Imagine you had a news crew covering your life: Would you want your life to get reduced to a rib you happened to break and to whatever other splashy fortunes (won forty dollars on a scratch ticket) or misfortunes (had a flat tire) you experienced, while ignoring all of the “boring” stuff that might shape your life? As it turns out many people have a “journalist” covering their own life: They do it themselves, on Facebook (or Twitter). What many people do is to literally post anything that is going on as a “status update”. Seen that way, everything becomes an event, because everything is deemed relevant enough for the world (or the set of friends) to know: Now that is true citizen journalism!

Of course, if we take Facebook status updates, it is immediately clear that calling those journalism is absurd, and it is obvious why: Journalists make selections, they weed out the relevant from the irrelevant. The Facebook citizen journalists, covering their own lives, don’t: I just had a bog bowl of cereal for breakfast. On the plane, seat 14C. OMG, my cat just made the cutest sound.

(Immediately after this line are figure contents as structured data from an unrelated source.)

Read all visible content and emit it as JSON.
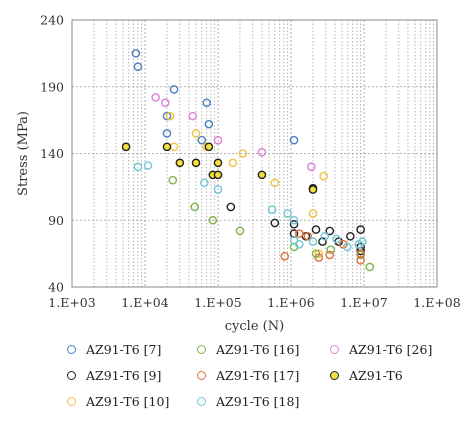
{
  "chart_data": {
    "type": "scatter",
    "xlabel": "cycle (N)",
    "ylabel": "Stress (MPa)",
    "x_scale": "log",
    "xlim": [
      1000,
      100000000
    ],
    "ylim": [
      40,
      240
    ],
    "x_ticks": [
      1000,
      10000,
      100000,
      1000000,
      10000000,
      100000000
    ],
    "x_tick_labels": [
      "1.E+03",
      "1.E+04",
      "1.E+05",
      "1.E+06",
      "1.E+07",
      "1.E+08"
    ],
    "y_ticks": [
      40,
      90,
      140,
      190,
      240
    ],
    "y_tick_labels": [
      "40",
      "90",
      "140",
      "190",
      "240"
    ],
    "grid": true,
    "legend_position": "bottom",
    "series": [
      {
        "name": "AZ91-T6 [7]",
        "stroke": "#4a7fc1",
        "fill": "none",
        "points": [
          [
            7500,
            215
          ],
          [
            8000,
            205
          ],
          [
            20000,
            168
          ],
          [
            20000,
            155
          ],
          [
            25000,
            188
          ],
          [
            70000,
            178
          ],
          [
            75000,
            162
          ],
          [
            60000,
            150
          ],
          [
            1100000,
            150
          ]
        ]
      },
      {
        "name": "AZ91-T6 [9]",
        "stroke": "#222222",
        "fill": "none",
        "points": [
          [
            150000,
            100
          ],
          [
            600000,
            88
          ],
          [
            1100000,
            87
          ],
          [
            1100000,
            80
          ],
          [
            1600000,
            78
          ],
          [
            2200000,
            83
          ],
          [
            2700000,
            74
          ],
          [
            3400000,
            82
          ],
          [
            4500000,
            74
          ],
          [
            6500000,
            78
          ],
          [
            9000000,
            83
          ],
          [
            9000000,
            70
          ],
          [
            9000000,
            67
          ]
        ]
      },
      {
        "name": "AZ91-T6 [10]",
        "stroke": "#f2c23e",
        "fill": "none",
        "points": [
          [
            22000,
            168
          ],
          [
            25000,
            145
          ],
          [
            50000,
            155
          ],
          [
            70000,
            145
          ],
          [
            160000,
            133
          ],
          [
            220000,
            140
          ],
          [
            600000,
            118
          ],
          [
            2800000,
            123
          ],
          [
            2000000,
            95
          ],
          [
            2400000,
            65
          ]
        ]
      },
      {
        "name": "AZ91-T6 [16]",
        "stroke": "#7fb24a",
        "fill": "none",
        "points": [
          [
            24000,
            120
          ],
          [
            48000,
            100
          ],
          [
            85000,
            90
          ],
          [
            200000,
            82
          ],
          [
            1100000,
            70
          ],
          [
            2200000,
            65
          ],
          [
            3500000,
            68
          ],
          [
            12000000,
            55
          ],
          [
            9000000,
            64
          ]
        ]
      },
      {
        "name": "AZ91-T6 [17]",
        "stroke": "#e0703a",
        "fill": "none",
        "points": [
          [
            1300000,
            80
          ],
          [
            820000,
            63
          ],
          [
            1700000,
            78
          ],
          [
            2400000,
            62
          ],
          [
            3400000,
            64
          ],
          [
            5200000,
            72
          ],
          [
            9000000,
            60
          ],
          [
            9000000,
            65
          ]
        ]
      },
      {
        "name": "AZ91-T6 [18]",
        "stroke": "#6fc6d6",
        "fill": "none",
        "points": [
          [
            8000,
            130
          ],
          [
            11000,
            131
          ],
          [
            65000,
            118
          ],
          [
            100000,
            113
          ],
          [
            550000,
            98
          ],
          [
            900000,
            95
          ],
          [
            1100000,
            90
          ],
          [
            1100000,
            75
          ],
          [
            1300000,
            72
          ],
          [
            2000000,
            74
          ],
          [
            2900000,
            78
          ],
          [
            4200000,
            76
          ],
          [
            5900000,
            70
          ],
          [
            9500000,
            74
          ],
          [
            8500000,
            72
          ]
        ]
      },
      {
        "name": "AZ91-T6 [26]",
        "stroke": "#e07fd6",
        "fill": "none",
        "points": [
          [
            14000,
            182
          ],
          [
            19000,
            178
          ],
          [
            45000,
            168
          ],
          [
            100000,
            150
          ],
          [
            400000,
            141
          ],
          [
            1900000,
            130
          ]
        ]
      },
      {
        "name": "AZ91-T6",
        "stroke": "#222222",
        "fill": "#f5e23a",
        "points": [
          [
            5500,
            145
          ],
          [
            20000,
            145
          ],
          [
            30000,
            133
          ],
          [
            50000,
            133
          ],
          [
            75000,
            145
          ],
          [
            85000,
            124
          ],
          [
            100000,
            124
          ],
          [
            100000,
            133
          ],
          [
            400000,
            124
          ],
          [
            2000000,
            114
          ],
          [
            2000000,
            113
          ]
        ]
      }
    ]
  }
}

It’s very, very important for us to realize what we have to lose when we treat chance bystanders as journalists, while, at the same time, refusing to fund actual journalists - and it’s important to realize that these two issues are actually connected: They’re the two sides of the same coin. Getting to see images that someone took just because s/he happened to be there is great, but it does not replace the work of actual journalists. And getting chance images also does not make the news or journalistic stories better per se, because we still need someone to sort things for us, to put things into perspective, to assign someone to cover something “boring” that we still need to hear about etc.